La Direction centrale du renseignement intérieur (DCRI) et la justice le soupçonnent d'être l'un des pirates informatiques d'Anonymous ayant participé au blocage du site Internet d'EDF, en avril et juin 2011 (préjudice de 160.000 EUR avancé). Une action parmi d'autres lancées par Anonymous, à la suite de la catastrophe nucléaire de Fukushima, en mars 2011, au Japon. Malgré ses dénégations, Pierrick Goujon a été mis en examen, jeudi, pour "entente en vue de l'entrave au fonctionnement d'un système de traitement automatisé de données".

Altermondialiste "freegan"
"Je n'ai rien fait. Je ne suis pas un Anonymous ! Je suis même opposé à ces pratiques", nous confiait, hier soir, Pierrick, que nous avions déjà rencontré en février 2010. Nous lui avions consacré une "der", une page entière. Pierrick, alias "Triskel", est le "porte-parole" des Freegans en France, un mouvement altermondialiste qui cherche à limiter la participation au système économique et à la société de consommation. En récupérant, notamment, les aliments encore consommables jetés dans les poubelles. En février 2010, nous l'avions suivi en train de faire les poubelles d'une grande surface, avant de rejoindre sa très spartiate habitation, en rase campagne. Là où il a été interpellé mardi.
Que reproche la DCRI à Pierrick ? D'avoir créé un site Internet proposant de très nombreux réseaux de communication instantanée... notamment utilisés par des Anonymous du monde entier pour dialoguer, et préparer leurs attaques. "J'ai discuté plusieurs fois avec eux pour les dissuader de mener ce genre d'actions. Aujourd'hui, cela se retourne contre moi ! C'est infernal ! Moi, je me suis toujours battu justement contre ça. Je sais ce que c'est. Mes sites font régulièrement la cible d'attaques du même genre !"

Incompréhension
Pierrick a été contraint de fermer le canal utilisé par les Anonymous. Il y a quelques heures, un internaute s'interrogeait : "On avoue ne pas très bien comprendre l'utilité de la chose, ni même son objet. Un canal IRC de secours a évidemment immédiatement été créé pour héberger les discussions de et autour d'Anonymous en France." Pierrick ne comprend pas ce que la DCRI et la justice lui reprochent : "Si un terroriste utilise une autoroute, on n'accuse pas la société qui gère l'autoroute de l'avoir aidé ! Pourquoi dans mon cas ne pas interpeller aussi tous les fournisseurs d'accès à Internet, le patron de Facebook. Eux aussi, ils permettent aux Anonymous de communiquer !"

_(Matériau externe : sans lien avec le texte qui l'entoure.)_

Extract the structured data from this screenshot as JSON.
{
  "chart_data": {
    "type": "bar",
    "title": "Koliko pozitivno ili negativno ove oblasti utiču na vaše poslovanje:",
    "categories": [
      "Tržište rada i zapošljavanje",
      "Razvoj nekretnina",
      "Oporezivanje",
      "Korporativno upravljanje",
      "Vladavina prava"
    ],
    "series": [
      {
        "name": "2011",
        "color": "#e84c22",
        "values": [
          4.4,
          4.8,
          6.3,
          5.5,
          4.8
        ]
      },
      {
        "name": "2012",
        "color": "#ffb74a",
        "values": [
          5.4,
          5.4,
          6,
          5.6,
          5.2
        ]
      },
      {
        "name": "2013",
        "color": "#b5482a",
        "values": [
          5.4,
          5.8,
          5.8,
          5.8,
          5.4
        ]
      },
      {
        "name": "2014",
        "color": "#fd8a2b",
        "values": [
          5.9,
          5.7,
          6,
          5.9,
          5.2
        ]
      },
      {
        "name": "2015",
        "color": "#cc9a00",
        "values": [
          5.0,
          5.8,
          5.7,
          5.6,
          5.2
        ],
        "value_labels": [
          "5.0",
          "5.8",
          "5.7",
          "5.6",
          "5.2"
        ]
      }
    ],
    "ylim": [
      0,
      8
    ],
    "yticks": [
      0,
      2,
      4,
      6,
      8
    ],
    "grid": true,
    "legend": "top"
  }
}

"On est devant chez vous. Venez vite"
Le cauchemar de Pierrick a débuté mardi, vers 7 h. "J'étais chez ma copine à Pontivy. Je dormais quand mon téléphone a sonné. Je l'ai éteint. Celui de ma copine a sonné juste après. C'était la police qui voulait que je rapplique chez moi, à quelques dizaines de kilomètres de là. Je n'y croyais pas. J'ai appelé la gendarmerie, qui n'était pas au courant. Puis, j'ai appelé un voisin qui m'a confirmé qu'il y avait bien trois voitures et une dizaine de policiers devant chez moi..." Pierrick rejoint finalement son domicile, où il est placé en garde à vue.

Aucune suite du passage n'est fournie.